I don't even know Lisp, and I like Lisp. One day I wanted to learn Perl. I think it was when I came across these three definitions that are in the book Programming Perl, by Larry Wall, Tom Christiansen and Randal Schwartz. I don't think I want to learn Pearl so much as I want to read a book written by Larry Wall. But I do want to learn Pearl.

One day I wanted to learn Python. I really remember that, it was when I read Why Python, by Eric Raymond. And I did learn Python.

I remember when I decided that I wanted to learn Ruby. I was at Barnes and Nobles and I looked through the book Programming Ruby. It looked really well written, and I liked the forward/preface written by Yukihiro Matsumoto.

You get the point.

I was just reading the preface and the first few pages of the first chapter of Paul Graham's book On Lisp. You can download it freely from his website. So beautiful. I love it. So far it is a beautiful work of art.
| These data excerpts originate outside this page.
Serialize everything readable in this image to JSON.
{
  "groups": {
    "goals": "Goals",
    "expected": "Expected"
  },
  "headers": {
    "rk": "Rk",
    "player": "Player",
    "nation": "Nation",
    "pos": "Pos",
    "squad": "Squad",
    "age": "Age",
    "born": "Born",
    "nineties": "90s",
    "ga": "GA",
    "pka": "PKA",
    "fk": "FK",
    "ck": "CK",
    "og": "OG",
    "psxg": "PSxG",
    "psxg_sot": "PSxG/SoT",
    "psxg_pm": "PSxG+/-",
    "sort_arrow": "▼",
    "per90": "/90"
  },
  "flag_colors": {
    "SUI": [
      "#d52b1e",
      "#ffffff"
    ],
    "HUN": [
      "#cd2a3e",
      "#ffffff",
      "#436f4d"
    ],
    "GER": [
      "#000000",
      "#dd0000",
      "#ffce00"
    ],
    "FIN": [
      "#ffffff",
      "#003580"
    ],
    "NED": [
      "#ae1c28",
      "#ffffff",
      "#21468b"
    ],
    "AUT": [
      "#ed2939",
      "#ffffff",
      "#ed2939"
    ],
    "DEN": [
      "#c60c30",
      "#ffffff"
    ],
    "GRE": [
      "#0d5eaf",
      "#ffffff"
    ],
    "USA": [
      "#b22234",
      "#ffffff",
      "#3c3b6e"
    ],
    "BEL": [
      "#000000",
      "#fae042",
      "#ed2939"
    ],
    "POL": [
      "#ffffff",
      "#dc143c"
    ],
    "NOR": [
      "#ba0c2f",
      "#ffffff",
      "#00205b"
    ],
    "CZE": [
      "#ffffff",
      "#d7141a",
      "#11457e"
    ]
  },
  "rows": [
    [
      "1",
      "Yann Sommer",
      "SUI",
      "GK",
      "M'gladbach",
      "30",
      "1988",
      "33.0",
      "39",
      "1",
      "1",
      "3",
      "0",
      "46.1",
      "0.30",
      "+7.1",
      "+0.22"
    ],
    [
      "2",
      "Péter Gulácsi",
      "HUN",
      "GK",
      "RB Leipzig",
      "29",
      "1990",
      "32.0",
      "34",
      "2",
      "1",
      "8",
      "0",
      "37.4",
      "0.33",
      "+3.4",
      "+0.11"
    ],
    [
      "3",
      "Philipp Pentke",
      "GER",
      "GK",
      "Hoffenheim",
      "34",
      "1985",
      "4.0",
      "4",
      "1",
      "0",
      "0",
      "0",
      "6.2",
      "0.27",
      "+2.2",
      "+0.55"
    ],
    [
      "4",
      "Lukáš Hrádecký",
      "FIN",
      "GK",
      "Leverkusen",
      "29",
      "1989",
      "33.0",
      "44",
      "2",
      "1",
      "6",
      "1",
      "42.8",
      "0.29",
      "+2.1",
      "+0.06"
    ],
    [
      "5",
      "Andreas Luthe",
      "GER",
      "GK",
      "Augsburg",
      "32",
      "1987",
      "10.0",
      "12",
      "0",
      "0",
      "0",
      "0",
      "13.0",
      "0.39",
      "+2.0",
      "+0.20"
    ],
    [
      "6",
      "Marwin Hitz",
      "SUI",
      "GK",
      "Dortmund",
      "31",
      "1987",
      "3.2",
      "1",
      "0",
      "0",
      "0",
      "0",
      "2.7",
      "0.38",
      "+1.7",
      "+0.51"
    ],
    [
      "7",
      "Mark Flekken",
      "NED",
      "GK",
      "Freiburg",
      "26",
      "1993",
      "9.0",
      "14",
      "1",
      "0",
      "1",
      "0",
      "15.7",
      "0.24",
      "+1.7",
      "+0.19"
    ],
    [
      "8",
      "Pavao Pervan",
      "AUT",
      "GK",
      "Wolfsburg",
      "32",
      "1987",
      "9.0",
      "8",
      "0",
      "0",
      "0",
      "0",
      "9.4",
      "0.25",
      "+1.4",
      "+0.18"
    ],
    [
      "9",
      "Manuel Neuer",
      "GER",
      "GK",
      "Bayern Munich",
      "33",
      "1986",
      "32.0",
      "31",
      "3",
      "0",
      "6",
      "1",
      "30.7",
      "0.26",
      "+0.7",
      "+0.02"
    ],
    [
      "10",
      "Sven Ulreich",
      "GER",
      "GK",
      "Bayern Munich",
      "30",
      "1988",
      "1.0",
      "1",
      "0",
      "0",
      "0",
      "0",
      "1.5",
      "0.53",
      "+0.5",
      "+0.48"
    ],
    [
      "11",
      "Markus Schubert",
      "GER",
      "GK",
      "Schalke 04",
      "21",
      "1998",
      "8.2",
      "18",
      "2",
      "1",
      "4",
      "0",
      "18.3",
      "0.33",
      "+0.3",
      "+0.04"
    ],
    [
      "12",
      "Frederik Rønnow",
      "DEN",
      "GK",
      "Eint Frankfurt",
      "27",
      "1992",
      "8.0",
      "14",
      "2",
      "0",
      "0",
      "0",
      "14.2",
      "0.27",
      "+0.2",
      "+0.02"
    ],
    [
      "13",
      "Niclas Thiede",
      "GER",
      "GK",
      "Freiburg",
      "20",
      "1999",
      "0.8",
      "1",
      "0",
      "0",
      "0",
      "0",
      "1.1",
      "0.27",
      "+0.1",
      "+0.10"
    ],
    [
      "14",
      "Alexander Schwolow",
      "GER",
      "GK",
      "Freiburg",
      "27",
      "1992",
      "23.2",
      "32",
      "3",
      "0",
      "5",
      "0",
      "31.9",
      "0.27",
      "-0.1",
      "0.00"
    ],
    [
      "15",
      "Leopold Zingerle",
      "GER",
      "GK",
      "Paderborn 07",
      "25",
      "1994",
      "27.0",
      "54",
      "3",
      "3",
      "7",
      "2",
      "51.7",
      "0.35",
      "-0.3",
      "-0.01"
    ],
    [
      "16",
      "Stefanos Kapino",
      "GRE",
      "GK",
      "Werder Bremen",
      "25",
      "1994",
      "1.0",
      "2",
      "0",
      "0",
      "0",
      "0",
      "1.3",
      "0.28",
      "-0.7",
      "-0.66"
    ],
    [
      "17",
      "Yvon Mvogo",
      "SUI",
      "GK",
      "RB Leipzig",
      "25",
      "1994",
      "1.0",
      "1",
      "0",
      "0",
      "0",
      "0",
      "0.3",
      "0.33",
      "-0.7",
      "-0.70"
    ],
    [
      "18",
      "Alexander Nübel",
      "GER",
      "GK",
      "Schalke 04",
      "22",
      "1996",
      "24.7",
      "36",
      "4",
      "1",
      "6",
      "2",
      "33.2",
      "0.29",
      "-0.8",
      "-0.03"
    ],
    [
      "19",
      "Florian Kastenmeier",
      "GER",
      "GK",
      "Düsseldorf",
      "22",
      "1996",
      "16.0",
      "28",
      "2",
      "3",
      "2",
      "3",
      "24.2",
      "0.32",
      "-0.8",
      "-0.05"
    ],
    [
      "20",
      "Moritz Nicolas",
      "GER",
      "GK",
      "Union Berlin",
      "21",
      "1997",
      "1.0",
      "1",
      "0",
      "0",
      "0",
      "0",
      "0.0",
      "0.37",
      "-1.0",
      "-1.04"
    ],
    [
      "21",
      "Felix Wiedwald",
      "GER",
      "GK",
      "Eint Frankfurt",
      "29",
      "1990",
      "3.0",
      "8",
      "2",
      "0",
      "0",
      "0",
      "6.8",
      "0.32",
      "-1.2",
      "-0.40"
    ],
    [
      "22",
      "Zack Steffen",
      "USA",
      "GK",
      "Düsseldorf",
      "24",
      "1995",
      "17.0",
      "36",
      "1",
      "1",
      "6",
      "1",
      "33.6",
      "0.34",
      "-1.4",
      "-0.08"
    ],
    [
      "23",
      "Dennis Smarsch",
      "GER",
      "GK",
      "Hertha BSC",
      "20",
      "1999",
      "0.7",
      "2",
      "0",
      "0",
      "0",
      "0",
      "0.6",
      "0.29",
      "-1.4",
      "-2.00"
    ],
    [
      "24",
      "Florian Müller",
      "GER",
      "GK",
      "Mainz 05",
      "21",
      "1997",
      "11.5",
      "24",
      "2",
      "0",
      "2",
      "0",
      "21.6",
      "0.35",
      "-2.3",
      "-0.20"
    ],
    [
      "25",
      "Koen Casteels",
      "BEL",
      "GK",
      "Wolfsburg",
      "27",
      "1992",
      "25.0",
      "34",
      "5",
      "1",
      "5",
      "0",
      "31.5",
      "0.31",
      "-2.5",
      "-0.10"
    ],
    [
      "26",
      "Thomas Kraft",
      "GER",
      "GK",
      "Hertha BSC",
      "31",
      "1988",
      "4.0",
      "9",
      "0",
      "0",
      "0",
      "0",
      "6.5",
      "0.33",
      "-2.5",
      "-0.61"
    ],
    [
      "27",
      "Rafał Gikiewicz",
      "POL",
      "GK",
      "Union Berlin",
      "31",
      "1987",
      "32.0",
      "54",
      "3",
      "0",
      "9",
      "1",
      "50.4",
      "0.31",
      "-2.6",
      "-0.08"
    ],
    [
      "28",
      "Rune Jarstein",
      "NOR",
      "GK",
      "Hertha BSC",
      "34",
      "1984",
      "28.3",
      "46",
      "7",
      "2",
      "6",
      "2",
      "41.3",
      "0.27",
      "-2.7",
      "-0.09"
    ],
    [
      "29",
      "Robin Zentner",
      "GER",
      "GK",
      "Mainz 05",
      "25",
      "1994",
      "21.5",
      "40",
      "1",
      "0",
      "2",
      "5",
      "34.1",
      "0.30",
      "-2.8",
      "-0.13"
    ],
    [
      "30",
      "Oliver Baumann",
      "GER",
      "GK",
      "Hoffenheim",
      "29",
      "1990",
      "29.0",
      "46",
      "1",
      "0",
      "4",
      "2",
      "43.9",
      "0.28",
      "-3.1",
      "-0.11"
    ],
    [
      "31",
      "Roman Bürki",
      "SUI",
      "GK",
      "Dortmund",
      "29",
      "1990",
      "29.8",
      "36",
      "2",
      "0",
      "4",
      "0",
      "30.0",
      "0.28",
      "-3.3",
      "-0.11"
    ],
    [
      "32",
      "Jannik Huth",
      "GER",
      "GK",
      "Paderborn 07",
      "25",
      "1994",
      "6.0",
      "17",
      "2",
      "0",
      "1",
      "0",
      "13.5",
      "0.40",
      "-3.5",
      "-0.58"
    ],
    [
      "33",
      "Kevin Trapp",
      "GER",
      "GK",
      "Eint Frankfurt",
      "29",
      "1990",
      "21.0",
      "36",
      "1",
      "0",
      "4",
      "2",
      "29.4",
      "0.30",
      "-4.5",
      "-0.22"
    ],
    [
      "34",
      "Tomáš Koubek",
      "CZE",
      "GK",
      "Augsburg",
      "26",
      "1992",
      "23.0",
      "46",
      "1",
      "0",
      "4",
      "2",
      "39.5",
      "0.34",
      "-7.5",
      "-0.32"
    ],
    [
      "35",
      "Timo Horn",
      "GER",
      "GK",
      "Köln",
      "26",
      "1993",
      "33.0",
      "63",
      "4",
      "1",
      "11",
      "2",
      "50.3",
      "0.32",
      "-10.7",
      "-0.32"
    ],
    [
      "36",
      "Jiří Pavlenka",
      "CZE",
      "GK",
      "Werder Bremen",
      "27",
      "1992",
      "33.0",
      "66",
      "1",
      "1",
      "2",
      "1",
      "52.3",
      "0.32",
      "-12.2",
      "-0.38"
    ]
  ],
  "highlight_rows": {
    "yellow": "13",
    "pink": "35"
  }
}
Interesting quote from Wikipedia:

Many new Lisp programmers were inspired by writers such as Paul Graham and Eric S. Raymond to pursue a language others consider antiquated. New Lispers often describe the language as an eye-opening experience and claim to be substantially more productive than in other languages.

I know there are other good or great writings on Lisp out there too.

I think an important part of a language is the communication of it.